Türkiye Cumhuriyeti Başbakanlık koltuğunda harama tamah etmiş,
yolsuzluğun esareti altına girmiş birisi oturmamalıdır ve
oturamayacaktır. Başbakan Erdoğan boşuna çırpınmamalıdır."
Başta Yargıtay Cumhuriyet Başsavcılığı olmak üzere hukuk
organlarının devreye girmesi, iddiaları teker teker
incelemesi ve soruşturması gerektiğini belirten Bahçeli, "Ayrıca
rüşvetçi bakanlarla ilgili fezlekeler derhal TBMM'ye intikal
ettirilmeli, 17 Aralık ve 25 Aralık'ta adaletin peşine düştüğü
şüpheliler objektif ve bağımsız mahkeme önünde çete başıyla
birlikte hesaba çekilmelidir" ifadesini kullandı.

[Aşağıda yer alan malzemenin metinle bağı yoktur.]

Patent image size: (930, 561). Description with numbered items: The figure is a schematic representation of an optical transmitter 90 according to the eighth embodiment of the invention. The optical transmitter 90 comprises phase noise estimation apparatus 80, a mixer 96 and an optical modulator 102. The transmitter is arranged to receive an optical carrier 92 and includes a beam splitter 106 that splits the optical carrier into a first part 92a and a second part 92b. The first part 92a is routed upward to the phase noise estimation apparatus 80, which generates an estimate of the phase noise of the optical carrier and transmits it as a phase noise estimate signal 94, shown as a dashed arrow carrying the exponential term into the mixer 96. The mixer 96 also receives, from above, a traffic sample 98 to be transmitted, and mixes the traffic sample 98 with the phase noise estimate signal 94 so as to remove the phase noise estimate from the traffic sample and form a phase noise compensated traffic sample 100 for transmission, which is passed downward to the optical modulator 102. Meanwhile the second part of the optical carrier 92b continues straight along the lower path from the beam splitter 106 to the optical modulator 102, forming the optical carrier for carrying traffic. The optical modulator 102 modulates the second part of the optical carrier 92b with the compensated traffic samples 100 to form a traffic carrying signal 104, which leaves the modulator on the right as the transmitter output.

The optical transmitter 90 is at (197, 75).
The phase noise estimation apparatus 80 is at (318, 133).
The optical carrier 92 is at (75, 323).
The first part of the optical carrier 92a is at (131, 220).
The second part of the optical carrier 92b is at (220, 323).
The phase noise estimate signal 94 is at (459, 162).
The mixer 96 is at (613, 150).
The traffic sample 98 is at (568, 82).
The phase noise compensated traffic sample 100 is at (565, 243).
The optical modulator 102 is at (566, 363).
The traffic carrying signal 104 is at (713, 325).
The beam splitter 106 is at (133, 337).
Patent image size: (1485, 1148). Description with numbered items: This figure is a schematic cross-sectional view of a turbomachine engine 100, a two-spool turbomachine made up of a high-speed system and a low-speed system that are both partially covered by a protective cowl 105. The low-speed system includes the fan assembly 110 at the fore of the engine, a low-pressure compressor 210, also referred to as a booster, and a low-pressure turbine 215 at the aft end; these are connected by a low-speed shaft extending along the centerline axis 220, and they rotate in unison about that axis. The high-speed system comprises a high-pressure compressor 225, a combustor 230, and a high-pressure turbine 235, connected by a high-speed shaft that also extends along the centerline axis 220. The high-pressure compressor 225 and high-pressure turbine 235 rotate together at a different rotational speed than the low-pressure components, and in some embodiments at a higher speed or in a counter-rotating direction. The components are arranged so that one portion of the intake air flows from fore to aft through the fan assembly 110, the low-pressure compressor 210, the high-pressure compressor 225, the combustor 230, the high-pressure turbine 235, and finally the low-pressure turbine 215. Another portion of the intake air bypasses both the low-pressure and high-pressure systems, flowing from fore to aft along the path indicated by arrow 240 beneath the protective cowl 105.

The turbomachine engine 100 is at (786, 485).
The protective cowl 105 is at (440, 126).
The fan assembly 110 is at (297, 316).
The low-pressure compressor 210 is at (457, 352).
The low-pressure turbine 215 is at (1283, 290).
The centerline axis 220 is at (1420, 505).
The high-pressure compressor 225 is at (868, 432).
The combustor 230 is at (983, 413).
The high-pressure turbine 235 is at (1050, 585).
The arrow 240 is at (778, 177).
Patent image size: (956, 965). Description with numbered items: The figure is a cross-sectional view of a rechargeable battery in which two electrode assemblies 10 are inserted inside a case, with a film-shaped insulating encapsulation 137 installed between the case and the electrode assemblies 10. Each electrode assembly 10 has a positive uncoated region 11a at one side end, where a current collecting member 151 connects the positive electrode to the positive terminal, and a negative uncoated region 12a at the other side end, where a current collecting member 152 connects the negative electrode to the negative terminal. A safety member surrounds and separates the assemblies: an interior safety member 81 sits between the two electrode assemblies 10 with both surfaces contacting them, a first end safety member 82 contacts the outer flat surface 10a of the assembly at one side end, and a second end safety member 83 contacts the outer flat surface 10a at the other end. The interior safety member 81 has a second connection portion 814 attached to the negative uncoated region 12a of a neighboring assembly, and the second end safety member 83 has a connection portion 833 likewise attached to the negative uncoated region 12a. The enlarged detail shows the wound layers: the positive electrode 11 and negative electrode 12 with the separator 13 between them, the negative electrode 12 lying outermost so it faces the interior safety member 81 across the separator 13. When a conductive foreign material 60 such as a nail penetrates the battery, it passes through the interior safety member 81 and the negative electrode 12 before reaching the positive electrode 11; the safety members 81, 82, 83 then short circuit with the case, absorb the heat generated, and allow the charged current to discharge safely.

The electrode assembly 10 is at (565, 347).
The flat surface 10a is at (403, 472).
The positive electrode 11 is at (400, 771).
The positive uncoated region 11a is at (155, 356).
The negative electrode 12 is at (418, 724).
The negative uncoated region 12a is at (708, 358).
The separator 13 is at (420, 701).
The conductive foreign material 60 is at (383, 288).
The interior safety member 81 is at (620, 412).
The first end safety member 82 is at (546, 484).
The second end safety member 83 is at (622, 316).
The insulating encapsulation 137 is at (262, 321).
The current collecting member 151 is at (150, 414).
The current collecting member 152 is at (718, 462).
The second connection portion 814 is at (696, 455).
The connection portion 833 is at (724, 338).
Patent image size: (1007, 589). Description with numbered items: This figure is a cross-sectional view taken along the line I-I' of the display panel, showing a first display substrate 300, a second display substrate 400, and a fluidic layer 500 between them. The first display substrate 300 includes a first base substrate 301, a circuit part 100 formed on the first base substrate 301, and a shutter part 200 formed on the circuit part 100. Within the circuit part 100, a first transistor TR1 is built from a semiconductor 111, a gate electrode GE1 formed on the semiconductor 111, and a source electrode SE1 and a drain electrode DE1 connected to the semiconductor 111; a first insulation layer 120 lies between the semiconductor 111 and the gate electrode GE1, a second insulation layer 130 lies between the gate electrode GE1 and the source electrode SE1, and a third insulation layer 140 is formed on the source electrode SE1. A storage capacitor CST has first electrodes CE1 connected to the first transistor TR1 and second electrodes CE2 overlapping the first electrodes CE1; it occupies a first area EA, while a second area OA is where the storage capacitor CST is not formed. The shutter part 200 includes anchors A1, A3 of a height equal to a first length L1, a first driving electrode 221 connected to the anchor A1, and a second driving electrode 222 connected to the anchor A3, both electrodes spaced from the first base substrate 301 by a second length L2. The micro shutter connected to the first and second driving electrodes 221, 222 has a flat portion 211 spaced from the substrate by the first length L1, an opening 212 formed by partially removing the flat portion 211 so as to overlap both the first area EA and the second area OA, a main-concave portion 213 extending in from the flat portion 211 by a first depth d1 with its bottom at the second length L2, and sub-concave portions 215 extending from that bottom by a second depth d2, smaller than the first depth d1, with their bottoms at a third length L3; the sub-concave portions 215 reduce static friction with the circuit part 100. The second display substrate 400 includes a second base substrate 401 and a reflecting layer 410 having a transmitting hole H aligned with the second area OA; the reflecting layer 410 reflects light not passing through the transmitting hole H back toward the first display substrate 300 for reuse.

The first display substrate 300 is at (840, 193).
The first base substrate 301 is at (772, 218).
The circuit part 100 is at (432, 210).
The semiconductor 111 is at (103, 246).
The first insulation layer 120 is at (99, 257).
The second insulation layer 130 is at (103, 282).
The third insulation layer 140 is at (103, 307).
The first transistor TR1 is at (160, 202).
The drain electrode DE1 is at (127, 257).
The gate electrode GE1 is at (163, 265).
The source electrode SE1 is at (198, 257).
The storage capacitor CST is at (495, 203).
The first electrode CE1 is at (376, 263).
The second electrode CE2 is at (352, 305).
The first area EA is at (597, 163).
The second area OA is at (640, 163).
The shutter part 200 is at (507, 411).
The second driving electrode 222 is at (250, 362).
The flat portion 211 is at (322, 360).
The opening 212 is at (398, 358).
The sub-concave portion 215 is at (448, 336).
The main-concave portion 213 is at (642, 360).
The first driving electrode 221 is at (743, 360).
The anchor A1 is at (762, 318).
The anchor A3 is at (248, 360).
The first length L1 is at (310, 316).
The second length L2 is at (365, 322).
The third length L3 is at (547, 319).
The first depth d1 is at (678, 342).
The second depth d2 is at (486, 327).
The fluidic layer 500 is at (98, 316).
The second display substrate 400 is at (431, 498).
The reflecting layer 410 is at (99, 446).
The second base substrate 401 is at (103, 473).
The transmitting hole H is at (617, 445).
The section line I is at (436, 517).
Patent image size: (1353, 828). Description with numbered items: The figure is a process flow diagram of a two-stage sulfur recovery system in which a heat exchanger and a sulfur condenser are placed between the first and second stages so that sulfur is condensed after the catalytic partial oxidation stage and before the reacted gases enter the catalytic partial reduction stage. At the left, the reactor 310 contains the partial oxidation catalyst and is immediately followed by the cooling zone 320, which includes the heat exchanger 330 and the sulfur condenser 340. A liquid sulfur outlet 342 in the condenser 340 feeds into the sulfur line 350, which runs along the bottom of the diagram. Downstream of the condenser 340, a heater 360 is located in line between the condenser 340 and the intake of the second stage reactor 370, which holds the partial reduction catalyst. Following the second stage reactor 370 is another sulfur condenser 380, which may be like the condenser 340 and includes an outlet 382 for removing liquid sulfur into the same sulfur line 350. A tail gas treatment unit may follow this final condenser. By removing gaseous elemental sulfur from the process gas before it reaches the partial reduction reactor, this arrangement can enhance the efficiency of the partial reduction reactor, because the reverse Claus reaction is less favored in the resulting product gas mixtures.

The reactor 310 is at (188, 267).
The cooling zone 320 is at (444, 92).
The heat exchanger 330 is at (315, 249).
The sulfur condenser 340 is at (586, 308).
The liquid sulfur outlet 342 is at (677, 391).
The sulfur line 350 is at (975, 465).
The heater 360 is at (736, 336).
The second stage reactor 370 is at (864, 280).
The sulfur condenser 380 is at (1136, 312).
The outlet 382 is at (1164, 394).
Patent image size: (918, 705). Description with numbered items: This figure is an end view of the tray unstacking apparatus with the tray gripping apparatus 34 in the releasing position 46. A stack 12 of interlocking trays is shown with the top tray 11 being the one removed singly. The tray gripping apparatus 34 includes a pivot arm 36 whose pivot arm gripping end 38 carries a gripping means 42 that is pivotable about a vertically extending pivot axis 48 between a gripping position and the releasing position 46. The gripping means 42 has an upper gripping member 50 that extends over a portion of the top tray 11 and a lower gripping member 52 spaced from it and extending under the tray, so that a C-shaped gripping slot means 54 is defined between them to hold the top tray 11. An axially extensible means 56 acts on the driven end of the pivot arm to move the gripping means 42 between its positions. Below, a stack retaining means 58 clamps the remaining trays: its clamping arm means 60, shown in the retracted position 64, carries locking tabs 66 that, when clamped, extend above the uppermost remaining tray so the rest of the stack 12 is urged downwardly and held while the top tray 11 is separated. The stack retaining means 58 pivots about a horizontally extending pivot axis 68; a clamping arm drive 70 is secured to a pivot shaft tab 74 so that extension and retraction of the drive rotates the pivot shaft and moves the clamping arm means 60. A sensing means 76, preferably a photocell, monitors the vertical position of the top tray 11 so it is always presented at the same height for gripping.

Başbakan Erdoğan için malum ve mutlak sonun göründüğünü savunan
Bahçeli, "Aileyi rüşvet ve hırsızlık kazanı olarak gören,
çocuklarını hırsızlığa alıştıran bu zihniyet hem Yüce Divan'da hem
de millet vicdanında hakkında verilecek hükme katlanmak zorunda
kalacaktır. Herkes bilsin ki bu günler çok uzak değildir"
iddiasında bulundu.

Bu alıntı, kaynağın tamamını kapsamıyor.